City of Montreal inspectors shut down a samosa sale fundraiser on Oct. 22 due to sanitation violations, prompting the Students’ Society of McGill University (SSMU) to ban all samosa sales on campus until a proper protocol regarding food sales can be developed. The decision was met with discontent by students who view samosas as a source of inexpensive food and a fundraising opportunity for student groups.
Michael Dickinson, U1 Arts, however, felt that the ban was unnecessary.
“We do not have to tolerate the tyrannical health department of this city telling our students at what temperature we can and cannot eat our samosas,” Dickinson said. “This is […] a massive example of government overreach.
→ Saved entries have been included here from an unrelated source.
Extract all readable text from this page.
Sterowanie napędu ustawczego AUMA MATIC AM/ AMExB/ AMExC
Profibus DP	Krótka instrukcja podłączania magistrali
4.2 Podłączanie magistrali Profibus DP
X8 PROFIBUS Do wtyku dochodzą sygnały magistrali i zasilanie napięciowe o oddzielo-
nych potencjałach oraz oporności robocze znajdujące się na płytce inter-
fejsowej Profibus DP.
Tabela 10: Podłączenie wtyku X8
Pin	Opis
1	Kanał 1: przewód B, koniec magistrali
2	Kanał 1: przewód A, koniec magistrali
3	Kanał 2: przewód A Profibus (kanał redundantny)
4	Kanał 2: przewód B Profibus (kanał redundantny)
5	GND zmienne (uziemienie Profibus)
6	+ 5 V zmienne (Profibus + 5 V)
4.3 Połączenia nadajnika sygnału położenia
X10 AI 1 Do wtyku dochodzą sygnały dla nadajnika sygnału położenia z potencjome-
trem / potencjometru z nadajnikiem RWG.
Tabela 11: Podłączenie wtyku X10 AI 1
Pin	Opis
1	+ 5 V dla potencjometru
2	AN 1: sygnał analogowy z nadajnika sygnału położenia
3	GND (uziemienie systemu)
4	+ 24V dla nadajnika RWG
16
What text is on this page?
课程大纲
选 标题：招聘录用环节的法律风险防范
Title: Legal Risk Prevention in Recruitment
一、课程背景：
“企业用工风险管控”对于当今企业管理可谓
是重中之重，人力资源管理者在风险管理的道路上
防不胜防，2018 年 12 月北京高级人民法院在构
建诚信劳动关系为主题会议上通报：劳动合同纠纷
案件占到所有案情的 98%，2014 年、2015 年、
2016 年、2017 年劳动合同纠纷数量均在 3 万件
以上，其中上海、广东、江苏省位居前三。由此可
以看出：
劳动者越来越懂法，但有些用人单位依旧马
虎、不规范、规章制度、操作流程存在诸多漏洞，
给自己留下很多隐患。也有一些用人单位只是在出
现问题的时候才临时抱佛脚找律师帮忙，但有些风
I came to Montreal thinking it was a liberal city in which I could live my life the way I wanted to.”
Avni Aghi, U0 Arts, expressed her disappointment with the new rules regarding samosa sales, saying that they demonstrate a lack of consideration for student life.
“Samosas are a source of cheap, nutritious, [and] fulfilling food for students on campus, and they’re taking that away from us,” Aghi said. “Student groups […] are doing a service [for] students on campus [.…] You get three samosas for [two] dollar[s]. And that’s a full meal […] which the university doesn’t seem to understand.”
SSMU Music Senator Sebastian Duckett also decried the ban.
“We see this as what might be the greatest threat to student wellbeing on campus all year and definitely in my time here at McGill,” Duckett said. “Samosas are a staple of our culture and this should be taken as a direct attack on that.”
During the protest, attendees also discussed their concerns about student life in light of the samosa ban. One student worried the university could ban the farmers’ market next.
By 1:12 p.m., a third of the crowd had to leave for a POLI 244 midterm. The rest of the protestors had disbanded by 1:27 p.m.